Chapter 20

Conceptualizing the (Visual) “Arts”

First published: 01 May 2015
Citations: 12

Summary

This chapter examines cultural discourses about the visual arts in the ancient world, and the ways in which those discourses intersected with other areas of Greek and Roman critical thinking. After surveying debates about the very delineation of ancient materials as “art,” and the importance of those debates within the modern disciplinary frames of “Classics,” “Classical archaeology,” and “art history,” the chapter examines the rise of different cultural discourses for theorizing the manufacture of images in Classical antiquity, above all in the Hellenistic and Roman worlds.
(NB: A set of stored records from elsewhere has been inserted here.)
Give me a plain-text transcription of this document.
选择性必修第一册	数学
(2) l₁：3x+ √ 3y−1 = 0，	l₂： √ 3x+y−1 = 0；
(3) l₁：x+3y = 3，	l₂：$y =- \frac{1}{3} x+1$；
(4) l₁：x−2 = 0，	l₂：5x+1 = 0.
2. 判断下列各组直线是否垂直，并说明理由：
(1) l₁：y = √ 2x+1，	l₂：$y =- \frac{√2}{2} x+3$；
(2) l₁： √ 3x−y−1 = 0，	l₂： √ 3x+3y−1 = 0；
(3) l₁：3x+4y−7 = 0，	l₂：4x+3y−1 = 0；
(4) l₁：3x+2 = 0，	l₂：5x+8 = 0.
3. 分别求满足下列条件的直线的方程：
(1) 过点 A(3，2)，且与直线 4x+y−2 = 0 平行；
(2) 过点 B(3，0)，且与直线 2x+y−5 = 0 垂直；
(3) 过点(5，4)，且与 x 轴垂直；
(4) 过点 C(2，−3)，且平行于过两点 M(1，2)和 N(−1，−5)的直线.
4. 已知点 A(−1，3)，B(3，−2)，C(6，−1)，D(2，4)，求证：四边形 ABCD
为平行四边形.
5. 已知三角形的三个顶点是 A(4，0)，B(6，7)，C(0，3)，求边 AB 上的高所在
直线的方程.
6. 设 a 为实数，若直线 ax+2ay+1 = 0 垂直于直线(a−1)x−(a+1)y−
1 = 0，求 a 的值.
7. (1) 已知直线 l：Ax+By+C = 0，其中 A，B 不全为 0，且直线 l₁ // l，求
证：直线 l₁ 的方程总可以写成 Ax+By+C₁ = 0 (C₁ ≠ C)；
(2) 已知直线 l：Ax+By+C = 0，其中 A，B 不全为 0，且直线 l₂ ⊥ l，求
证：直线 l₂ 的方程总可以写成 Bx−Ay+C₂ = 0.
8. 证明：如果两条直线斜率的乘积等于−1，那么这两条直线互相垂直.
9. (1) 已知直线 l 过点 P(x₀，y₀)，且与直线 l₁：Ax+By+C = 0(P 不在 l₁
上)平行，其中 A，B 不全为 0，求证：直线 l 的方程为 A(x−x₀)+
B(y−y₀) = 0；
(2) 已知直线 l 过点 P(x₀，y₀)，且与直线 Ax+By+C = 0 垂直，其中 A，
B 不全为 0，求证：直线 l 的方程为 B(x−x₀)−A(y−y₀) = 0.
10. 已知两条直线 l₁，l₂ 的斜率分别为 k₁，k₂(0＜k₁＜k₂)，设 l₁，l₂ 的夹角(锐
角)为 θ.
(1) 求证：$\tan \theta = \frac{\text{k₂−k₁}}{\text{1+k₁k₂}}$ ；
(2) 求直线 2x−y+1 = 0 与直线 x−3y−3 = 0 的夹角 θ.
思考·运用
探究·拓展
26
From this perspective, the second part of the chapter then turns to examine different attempts to write “histories” of painting and sculpture in Greece and Rome, focusing on Pliny the Elder's Natural History. Third and finally, we consider Hellenistic and Roman rhetorical traditions of comparing personal “styles” in painting and sculpture to individual modes of verbal expression, with special reference to Quintilian's Institutes of Oratory. Throughout, the aim of the chapter is twofold: first, to demonstrate how Greek and Roman ideas about images resonated against other areas of “aesthetic” thinking; and second, to explore both the similarities and differences between “ancient” and “modern” notions of what art is – or might be.